Latte materno

Gli studi dell’antropologa Katie Hinde hanno trasformato la percezione scientifica del latte materno da semplice alimento a sistema di comunicazione biologica.

La sua ricerca sulle scimmie ha dimostrato come la composizione del latte vari in base al sesso del nascituro, attraverso un fenomeno noto come investimento parentale differenziato.

Nello specifico, le madri di maschi producono latte con un contenuto energetico più elevato, per sostenere una crescita fisica rapida, mentre per le femmine il latte è meno calorico ma prodotto in quantità maggiori, favorendo uno sviluppo comportamentale e sociale più precoce.

Il concetto di latte come informazione trova riscontro nella presenza di ormoni come il cortisolo, che oltre a regolare il metabolismo, agiscono come segnali chimici che “istruiscono” il neonato sul tipo di ambiente in cui sta crescendo, influenzando il suo temperamento e la gestione dello stress.

Un altro pilastro della sua ricerca riguarda la comunicazione bidirezionale durante l’allattamento: quando un neonato è malato, i patogeni presenti nella sua saliva vengono assorbiti dal capezzolo materno innescando una risposta immunitaria nella madre, che risponde producendo globuli bianchi e anticorpi specifici che tornano al bambino tramite la poppata successiva.

Il meccanismo attraverso il quale il corpo materno “legge” le esigenze del neonato è un processo biologico affascinante noto come retroazione retrograda dei fluidi del condotto lattifero.

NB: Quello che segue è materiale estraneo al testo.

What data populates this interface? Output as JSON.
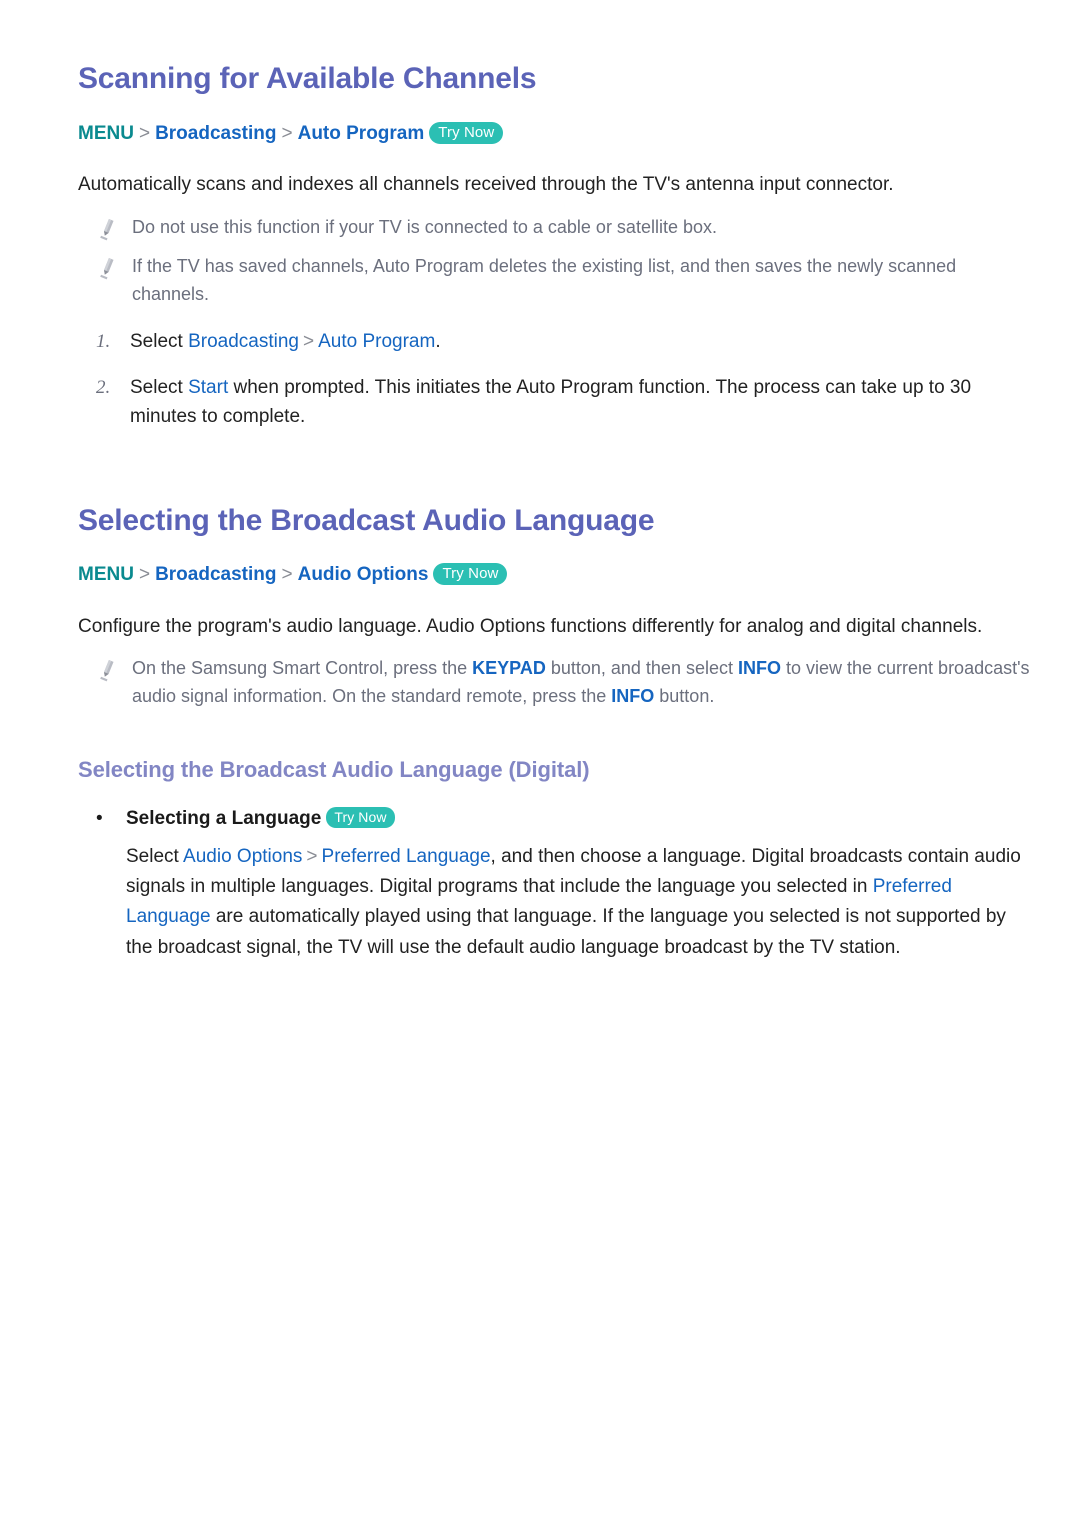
{
  "document": {
    "title": "Samsung TV e-Manual page — Channel scanning and audio language"
  },
  "sections": [
    {
      "id": "scanning",
      "heading": "Scanning for Available Channels",
      "menu_path": {
        "root": "MENU",
        "separator": ">",
        "items": [
          "Broadcasting",
          "Auto Program"
        ],
        "badge": "Try Now"
      },
      "intro": "Automatically scans and indexes all channels received through the TV's antenna input connector.",
      "notes": [
        "Do not use this function if your TV is connected to a cable or satellite box.",
        "If the TV has saved channels, Auto Program deletes the existing list, and then saves the newly scanned channels."
      ],
      "steps": [
        {
          "number": "1.",
          "prefix": "Select ",
          "link1": "Broadcasting",
          "separator": ">",
          "link2": "Auto Program",
          "suffix": "."
        },
        {
          "number": "2.",
          "prefix": "Select ",
          "link1": "Start",
          "suffix": " when prompted. This initiates the Auto Program function. The process can take up to 30 minutes to complete."
        }
      ]
    },
    {
      "id": "audio-language",
      "heading": "Selecting the Broadcast Audio Language",
      "menu_path": {
        "root": "MENU",
        "separator": ">",
        "items": [
          "Broadcasting",
          "Audio Options"
        ],
        "badge": "Try Now"
      },
      "intro": "Configure the program's audio language. Audio Options functions differently for analog and digital channels.",
      "note_rich": {
        "part1": "On the Samsung Smart Control, press the ",
        "key1": "KEYPAD",
        "part2": " button, and then select ",
        "key2": "INFO",
        "part3": " to view the current broadcast's audio signal information. On the standard remote, press the ",
        "key3": "INFO",
        "part4": " button."
      },
      "subsection": {
        "heading": "Selecting the Broadcast Audio Language (Digital)",
        "bullet": {
          "marker": "•",
          "label": "Selecting a Language",
          "badge": "Try Now"
        },
        "body": {
          "part1": "Select ",
          "link1": "Audio Options",
          "separator": ">",
          "link2": "Preferred Language",
          "part2": ", and then choose a language. Digital broadcasts contain audio signals in multiple languages. Digital programs that include the language you selected in ",
          "link3": "Preferred Language",
          "part3": " are automatically played using that language. If the language you selected is not supported by the broadcast signal, the TV will use the default audio language broadcast by the TV station."
        }
      }
    }
  ],
  "icons": {
    "note": "pencil-icon"
  },
  "colors": {
    "heading": "#5b63b7",
    "subheading": "#8286c4",
    "menu_root": "#0a8a8f",
    "link": "#1565c0",
    "badge_bg": "#2bbfb3",
    "note_text": "#6b6f7d",
    "body_text": "#222222"
  }
}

Quando un neonato si attacca al seno, si crea una pressione negativa che non solo permette l’uscita del latte, ma causa anche un riflusso di una piccola quantità di saliva del bambino all’interno dei dotti galattofori della madre. Questa saliva agisce come un vero e proprio “campione diagnostico” contenente batteri e segnali chimici provenienti dal sistema immunitario del piccolo.

Una volta che la saliva penetra nei dotti mammari, i recettori del sistema immunitario della madre analizzano i patogeni presenti. Se il bambino sta combattendo un’infezione, la ghiandola mammaria invia segnali biochimici che attivano una risposta immunitaria locale e sistemica nel corpo materno.

In un tempo sorprendentemente breve, la composizione del latte cambia drasticamente: aumenta la concentrazione di leucociti, i globuli bianchi, e di immunoglobuline specifiche per l’infezione del neonato.

Oltre alla risposta immunitaria, la ricerca suggerisce che questo scambio possa regolare anche i ritmi circadiani. Il latte prodotto di sera, per esempio, contiene livelli più alti di melatonina e altri nucleotidi che aiutano il bambino a dormire, “informando” il suo sistema nervoso che è notte.

Non avviene se viene fornito con biberon, anche se estratto dalla stessa madre, in quanto è proprio la suzione del capezzolo che invia tutta la cascata degli ormoni regolatori.

Oggi il lavoro della ricercatrice è considerato fondamentale per comprendere come la biologia evolutiva possa spiegare la complessità dello sviluppo neonatale umano ed animale.